Saturday, October 4, 2008

SoHo Park Pickles

Around lunchtime we had an interest in a light lunch, and ironically we found ourselves at SoHo Park, purveyor of many varieties of deep-fried potatoes and other vegetables, as well as a wide range of mayonnaise-based sauces.

While our son was only game for the fries, the adults opted to try something a little bit different and so we chose the fried pickles. Having enjoyed similarly named foods in the past, we were fully expecting deep-fried pickle chips (i.e. thin found cross sections of pickle possibly with ridges, as you would find in a jar of Vlasic hamburger dill chips).

Instead, what we received were pickle spears, and after trying these I have to say that it is an objective statement of fact that fried pickles are better made with chips than spears.
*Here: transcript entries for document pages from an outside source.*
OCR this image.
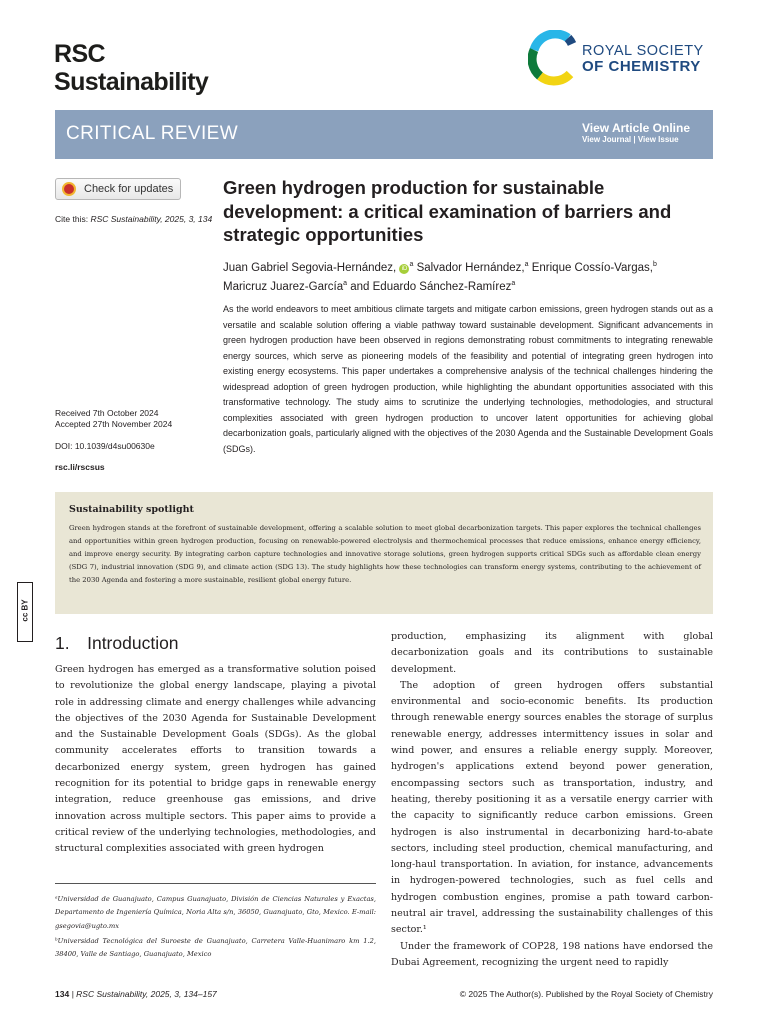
RSC
Sustainability
ROYAL SOCIETY
OF CHEMISTRY
CRITICAL REVIEW	View Article Online
View Journal | View Issue
Check for updates
Cite this: RSC Sustainability, 2025, 3, 134
Received 7th October 2024
Accepted 27th November 2024
DOI: 10.1039/d4su00630e
rsc.li/rscsus
Green hydrogen production for sustainable development: a critical examination of barriers and strategic opportunities
Juan Gabriel Segovia-Hernández, $iD^a$ Salvador Hernández,$^a$ Enrique Cossío-Vargas,$^b$
Maricruz Juarez-García$^a$ and Eduardo Sánchez-Ramírez$^a$
As the world endeavors to meet ambitious climate targets and mitigate carbon emissions, green hydrogen stands out as a versatile and scalable solution offering a viable pathway toward sustainable development. Significant advancements in green hydrogen production have been observed in regions demonstrating robust commitments to integrating renewable energy sources, which serve as pioneering models of the feasibility and potential of integrating green hydrogen into existing energy ecosystems. This paper undertakes a comprehensive analysis of the technical challenges hindering the widespread adoption of green hydrogen production, while highlighting the abundant opportunities associated with this transformative technology. The study aims to scrutinize the underlying technologies, methodologies, and structural complexities associated with green hydrogen production to uncover latent opportunities for achieving global decarbonization goals, particularly aligned with the objectives of the 2030 Agenda and the Sustainable Development Goals (SDGs).
Sustainability spotlight
Green hydrogen stands at the forefront of sustainable development, offering a scalable solution to meet global decarbonization targets. This paper explores the technical challenges and opportunities within green hydrogen production, focusing on renewable-powered electrolysis and thermochemical processes that reduce emissions, enhance energy efficiency, and improve energy security. By integrating carbon capture technologies and innovative storage solutions, green hydrogen supports critical SDGs such as affordable clean energy (SDG 7), industrial innovation (SDG 9), and climate action (SDG 13). The study highlights how these technologies can transform energy systems, contributing to the achievement of the 2030 Agenda and fostering a more sustainable, resilient global energy future.
cc BY
1. Introduction

Green hydrogen has emerged as a transformative solution poised to revolutionize the global energy landscape, playing a pivotal role in addressing climate and energy challenges while advancing the objectives of the 2030 Agenda for Sustainable Development and the Sustainable Development Goals (SDGs). As the global community accelerates efforts to transition towards a decarbonized energy system, green hydrogen has gained recognition for its potential to bridge gaps in renewable energy integration, reduce greenhouse gas emissions, and drive innovation across multiple sectors. This paper aims to provide a critical review of the underlying technologies, methodologies, and structural complexities associated with green hydrogen

production, emphasizing its alignment with global decarbonization goals and its contributions to sustainable development.

The adoption of green hydrogen offers substantial environmental and socio-economic benefits. Its production through renewable energy sources enables the storage of surplus renewable energy, addresses intermittency issues in solar and wind power, and ensures a reliable energy supply. Moreover, hydrogen's applications extend beyond power generation, encompassing sectors such as transportation, industry, and heating, thereby positioning it as a versatile energy carrier with the capacity to significantly reduce carbon emissions. Green hydrogen is also instrumental in decarbonizing hard-to-abate sectors, including steel production, chemical manufacturing, and long-haul transportation. In aviation, for instance, advancements in hydrogen-powered technologies, such as fuel cells and hydrogen combustion engines, promise a path toward carbon-neutral air travel, addressing the sustainability challenges of this sector.¹

Under the framework of COP28, 198 nations have endorsed the Dubai Agreement, recognizing the urgent need to rapidly

ᵃUniversidad de Guanajuato, Campus Guanajuato, División de Ciencias Naturales y Exactas, Departamento de Ingeniería Química, Noria Alta s/n, 36050, Guanajuato, Gto, Mexico. E-mail: gsegovia@ugto.mx

ᵇUniversidad Tecnológica del Suroeste de Guanajuato, Carretera Valle-Huanimaro km 1.2, 38400, Valle de Santiago, Guanajuato, Mexico

134 | RSC Sustainability, 2025, 3, 134–157	© 2025 The Author(s). Published by the Royal Society of Chemistry
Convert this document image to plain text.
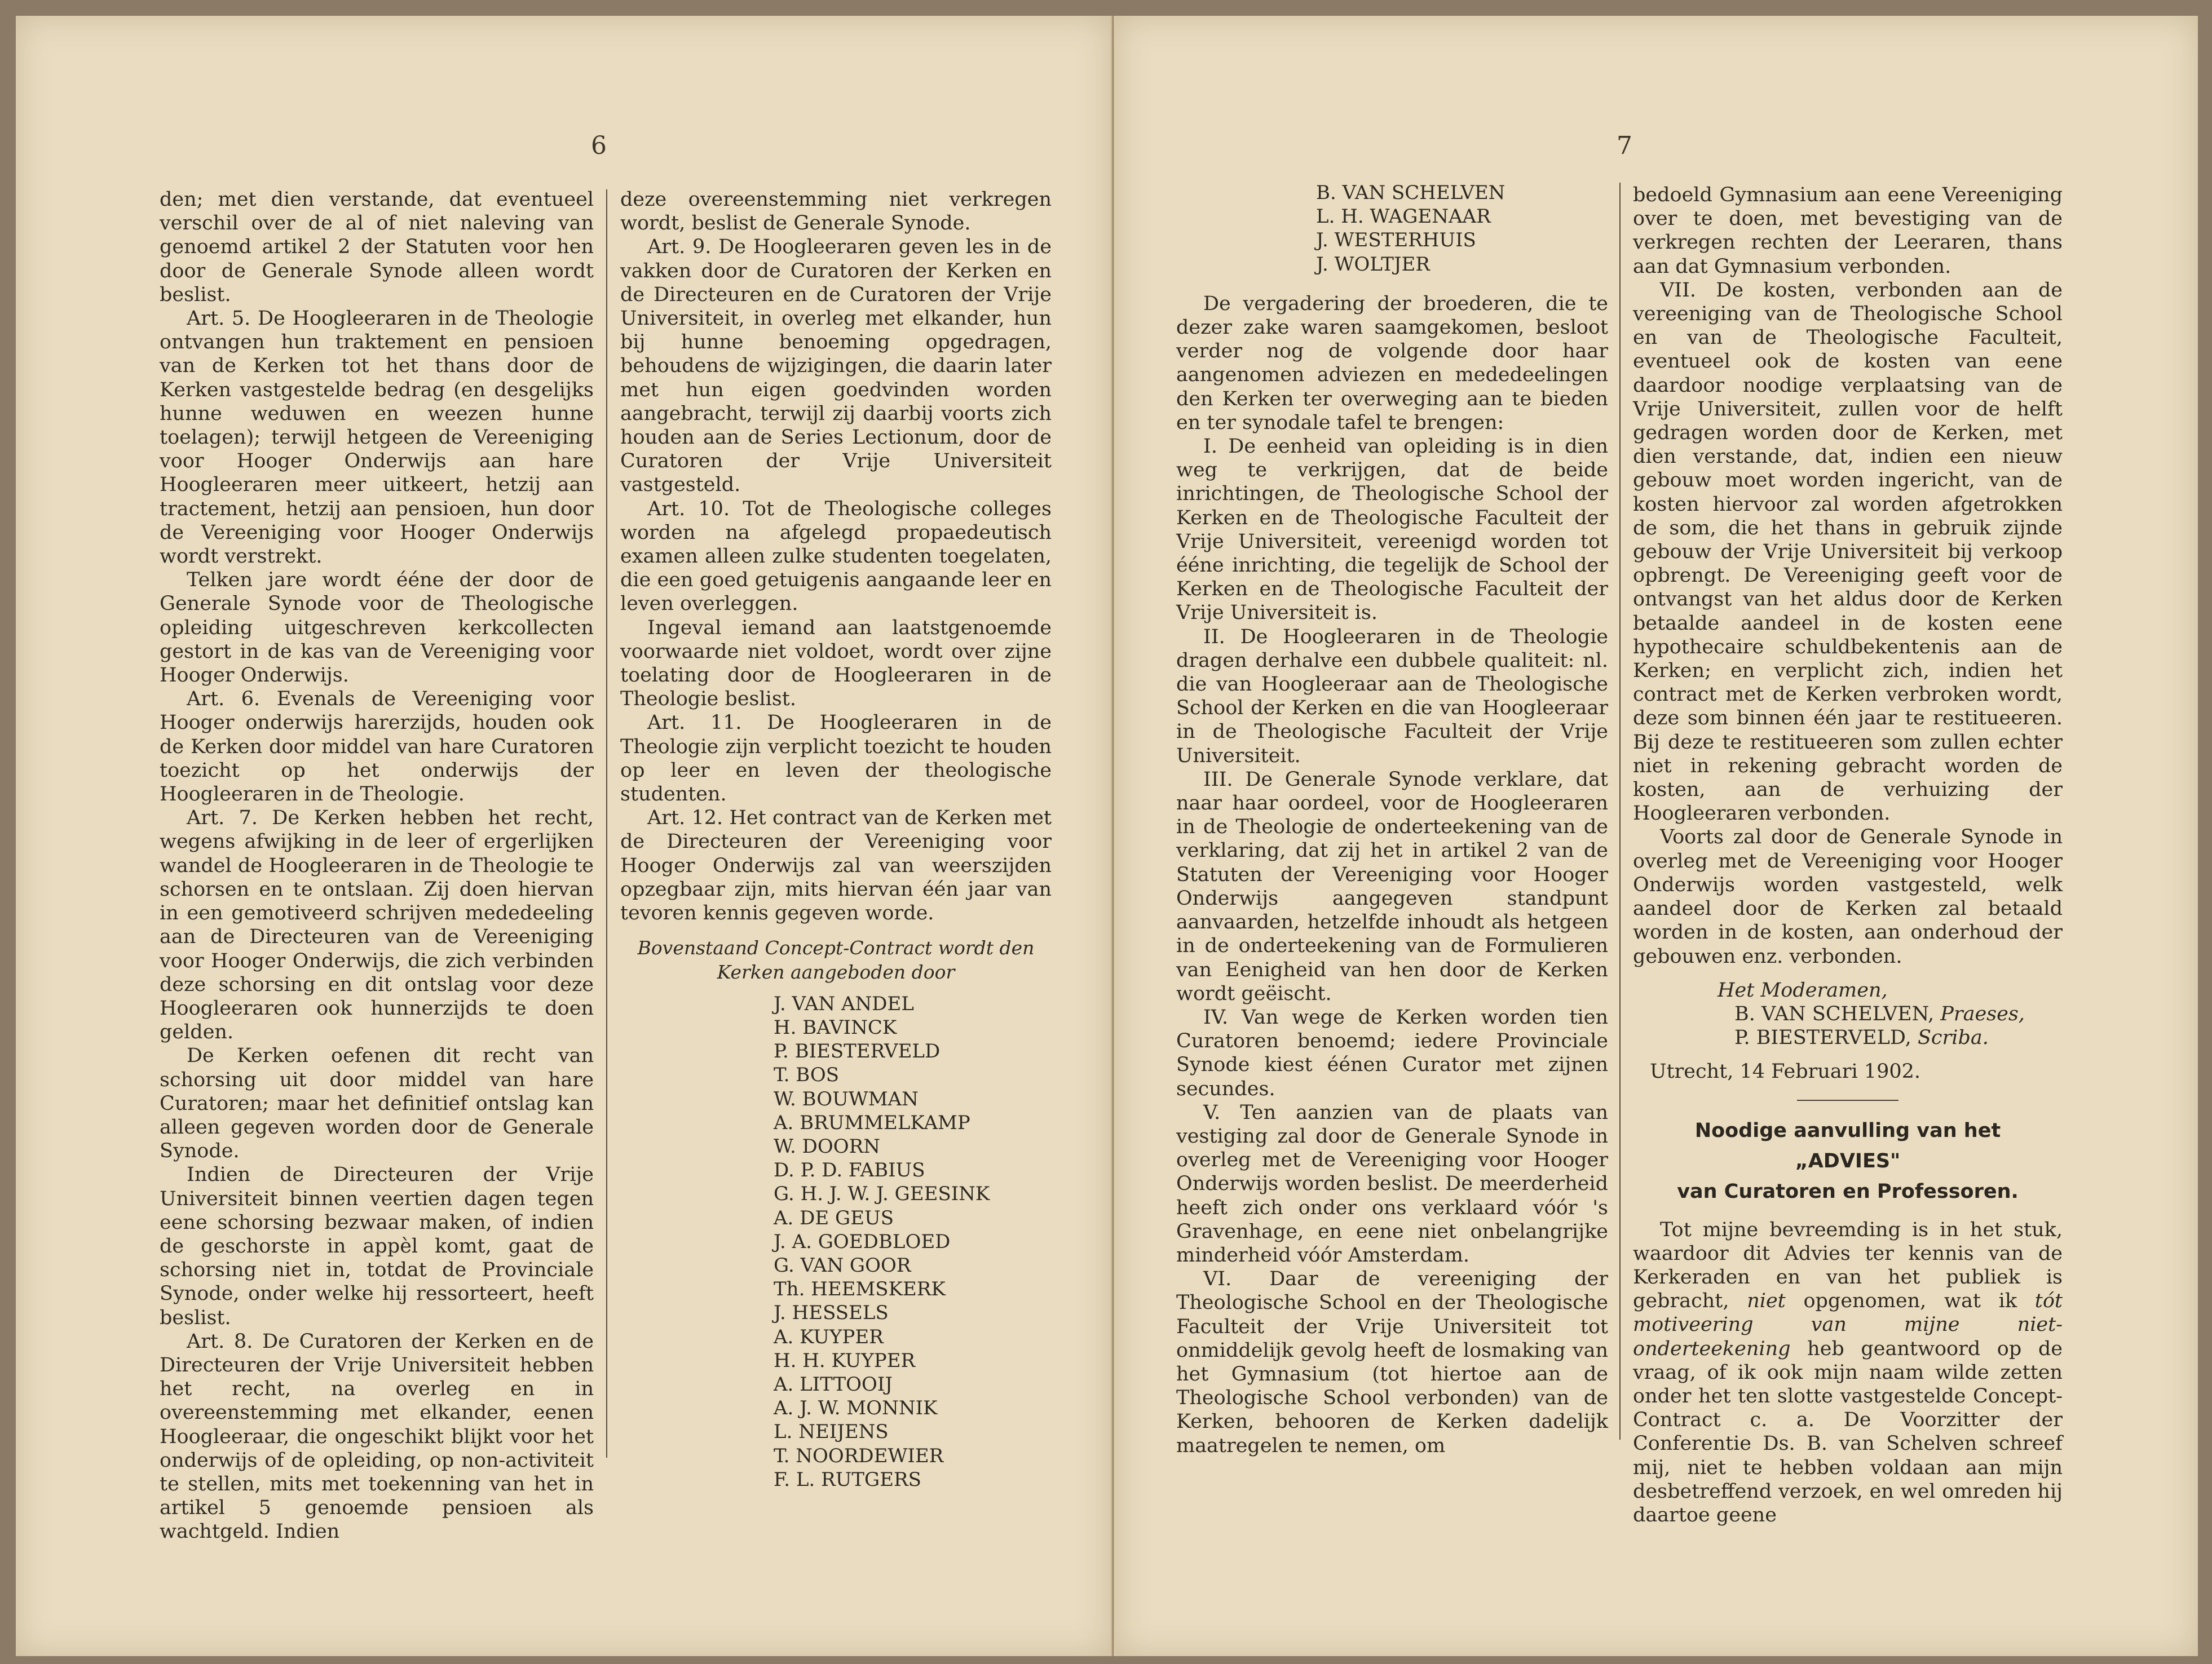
6

den; met dien verstande, dat eventueel verschil over de al of niet naleving van genoemd artikel 2 der Statuten voor hen door de Generale Synode alleen wordt beslist.

Art. 5. De Hoogleeraren in de Theologie ontvangen hun traktement en pensioen van de Kerken tot het thans door de Kerken vastgestelde bedrag (en desgelijks hunne weduwen en weezen hunne toelagen); terwijl hetgeen de Vereeniging voor Hooger Onderwijs aan hare Hoogleeraren meer uitkeert, hetzij aan tractement, hetzij aan pensioen, hun door de Vereeniging voor Hooger Onderwijs wordt verstrekt.

Telken jare wordt ééne der door de Generale Synode voor de Theologische opleiding uitgeschreven kerkcollecten gestort in de kas van de Vereeniging voor Hooger Onderwijs.

Art. 6. Evenals de Vereeniging voor Hooger onderwijs harerzijds, houden ook de Kerken door middel van hare Curatoren toezicht op het onderwijs der Hoogleeraren in de Theologie.

Art. 7. De Kerken hebben het recht, wegens afwijking in de leer of ergerlijken wandel de Hoogleeraren in de Theologie te schorsen en te ontslaan. Zij doen hiervan in een gemotiveerd schrijven mededeeling aan de Directeuren van de Vereeniging voor Hooger Onderwijs, die zich verbinden deze schorsing en dit ontslag voor deze Hoogleeraren ook hunnerzijds te doen gelden.

De Kerken oefenen dit recht van schorsing uit door middel van hare Curatoren; maar het definitief ontslag kan alleen gegeven worden door de Generale Synode.

Indien de Directeuren der Vrije Universiteit binnen veertien dagen tegen eene schorsing bezwaar maken, of indien de geschorste in appèl komt, gaat de schorsing niet in, totdat de Provinciale Synode, onder welke hij ressorteert, heeft beslist.

Art. 8. De Curatoren der Kerken en de Directeuren der Vrije Universiteit hebben het recht, na overleg en in overeenstemming met elkander, eenen Hoogleeraar, die ongeschikt blijkt voor het onderwijs of de opleiding, op non-activiteit te stellen, mits met toekenning van het in artikel 5 genoemde pensioen als wachtgeld. Indien

deze overeenstemming niet verkregen wordt, beslist de Generale Synode.

Art. 9. De Hoogleeraren geven les in de vakken door de Curatoren der Kerken en de Directeuren en de Curatoren der Vrije Universiteit, in overleg met elkander, hun bij hunne benoeming opgedragen, behoudens de wijzigingen, die daarin later met hun eigen goedvinden worden aangebracht, terwijl zij daarbij voorts zich houden aan de Series Lectionum, door de Curatoren der Vrije Universiteit vastgesteld.

Art. 10. Tot de Theologische colleges worden na afgelegd propaedeutisch examen alleen zulke studenten toegelaten, die een goed getuigenis aangaande leer en leven overleggen.

Ingeval iemand aan laatstgenoemde voorwaarde niet voldoet, wordt over zijne toelating door de Hoogleeraren in de Theologie beslist.

Art. 11. De Hoogleeraren in de Theologie zijn verplicht toezicht te houden op leer en leven der theologische studenten.

Art. 12. Het contract van de Kerken met de Directeuren der Vereeniging voor Hooger Onderwijs zal van weerszijden opzegbaar zijn, mits hiervan één jaar van tevoren kennis gegeven worde.

Bovenstaand Concept-Contract wordt den

Kerken aangeboden door

J. VAN ANDEL
H. BAVINCK
P. BIESTERVELD
T. BOS
W. BOUWMAN
A. BRUMMELKAMP
W. DOORN
D. P. D. FABIUS
G. H. J. W. J. GEESINK
A. DE GEUS
J. A. GOEDBLOED
G. VAN GOOR
Th. HEEMSKERK
J. HESSELS
A. KUYPER
H. H. KUYPER
A. LITTOOIJ
A. J. W. MONNIK
L. NEIJENS
T. NOORDEWIER
F. L. RUTGERS
7
B. VAN SCHELVEN
L. H. WAGENAAR
J. WESTERHUIS
J. WOLTJER

De vergadering der broederen, die te dezer zake waren saamgekomen, besloot verder nog de volgende door haar aangenomen adviezen en mededeelingen den Kerken ter overweging aan te bieden en ter synodale tafel te brengen:

I. De eenheid van opleiding is in dien weg te verkrijgen, dat de beide inrichtingen, de Theologische School der Kerken en de Theologische Faculteit der Vrije Universiteit, vereenigd worden tot ééne inrichting, die tegelijk de School der Kerken en de Theologische Faculteit der Vrije Universiteit is.

II. De Hoogleeraren in de Theologie dragen derhalve een dubbele qualiteit: nl. die van Hoogleeraar aan de Theologische School der Kerken en die van Hoogleeraar in de Theologische Faculteit der Vrije Universiteit.

III. De Generale Synode verklare, dat naar haar oordeel, voor de Hoogleeraren in de Theologie de onderteekening van de verklaring, dat zij het in artikel 2 van de Statuten der Vereeniging voor Hooger Onderwijs aangegeven standpunt aanvaarden, hetzelfde inhoudt als hetgeen in de onderteekening van de Formulieren van Eenigheid van hen door de Kerken wordt geëischt.

IV. Van wege de Kerken worden tien Curatoren benoemd; iedere Provinciale Synode kiest éénen Curator met zijnen secundes.

V. Ten aanzien van de plaats van vestiging zal door de Generale Synode in overleg met de Vereeniging voor Hooger Onderwijs worden beslist. De meerderheid heeft zich onder ons verklaard vóór 's Gravenhage, en eene niet onbelangrijke minderheid vóór Amsterdam.

VI. Daar de vereeniging der Theologische School en der Theologische Faculteit der Vrije Universiteit tot onmiddelijk gevolg heeft de losmaking van het Gymnasium (tot hiertoe aan de Theologische School verbonden) van de Kerken, behooren de Kerken dadelijk maatregelen te nemen, om

bedoeld Gymnasium aan eene Vereeniging over te doen, met bevestiging van de verkregen rechten der Leeraren, thans aan dat Gymnasium verbonden.

VII. De kosten, verbonden aan de vereeniging van de Theologische School en van de Theologische Faculteit, eventueel ook de kosten van eene daardoor noodige verplaatsing van de Vrije Universiteit, zullen voor de helft gedragen worden door de Kerken, met dien verstande, dat, indien een nieuw gebouw moet worden ingericht, van de kosten hiervoor zal worden afgetrokken de som, die het thans in gebruik zijnde gebouw der Vrije Universiteit bij verkoop opbrengt. De Vereeniging geeft voor de ontvangst van het aldus door de Kerken betaalde aandeel in de kosten eene hypothecaire schuldbekentenis aan de Kerken; en verplicht zich, indien het contract met de Kerken verbroken wordt, deze som binnen één jaar te restitueeren. Bij deze te restitueeren som zullen echter niet in rekening gebracht worden de kosten, aan de verhuizing der Hoogleeraren verbonden.

Voorts zal door de Generale Synode in overleg met de Vereeniging voor Hooger Onderwijs worden vastgesteld, welk aandeel door de Kerken zal betaald worden in de kosten, aan onderhoud der gebouwen enz. verbonden.

Het Moderamen,

B. VAN SCHELVEN, Praeses,

P. BIESTERVELD, Scriba.

Utrecht, 14 Februari 1902.

Noodige aanvulling van het
„ADVIES"
van Curatoren en Professoren.

Tot mijne bevreemding is in het stuk, waardoor dit Advies ter kennis van de Kerkeraden en van het publiek is gebracht, niet opgenomen, wat ik tót motiveering van mijne niet-onderteekening heb geantwoord op de vraag, of ik ook mijn naam wilde zetten onder het ten slotte vastgestelde Concept-Contract c. a. De Voorzitter der Conferentie Ds. B. van Schelven schreef mij, niet te hebben voldaan aan mijn desbetreffend verzoek, en wel omreden hij daartoe geene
The reasons are as follows:
  • Chips provide a significantly higher surface-to-volume ratio than the equivalent mass of spears. For deep fried foods surface area equals fried batter, and so it goes without saying that increasing the crunchy outside to pickled cucumber inside ratio means better eating.
  • The larger volume of pickle packs more liquid content, which likely means that it is much more difficult to drain, pat, or squeeze out enough moisture so that the outside will be dry enough to allow the batter to cling properly. Although the spears were clearly well cooked and the fried outside initially crispy, the batter easily flaked off because no matter how much moisture is driven out of the pickle surface, the thick spears still retain plenty inside which quickly rises back to the surface one the pickles start to cool, making the batter slough off in an unappealing manner.
  • When served in the basket, the spears make for a much heavier, denser serving mass, easily packing efficiently into the available space. I think we probably had a whole jar of pickles in that one serving basket, which probably weighed a couple of pounds, and they were closely packed together which increased the tendency to get soggy and lose their coating. With fried foods it's much better if the individual pieces are small and oddly-shaped so that as they tumble into the serving container there is plenty of air space and overall the portion seems lighter and more airy.
By far the best part of the experience were the various sauces; both the fries and pickles came with two choices and so we were able to try a total of four. Of course, it's hard to go wrong with anything that's whipped into mayonnaise, but still we found the variety interesting, with the basil mayo being the best. We did try one non-mayonnaise choice, the spicy ketchup, which was also excellent.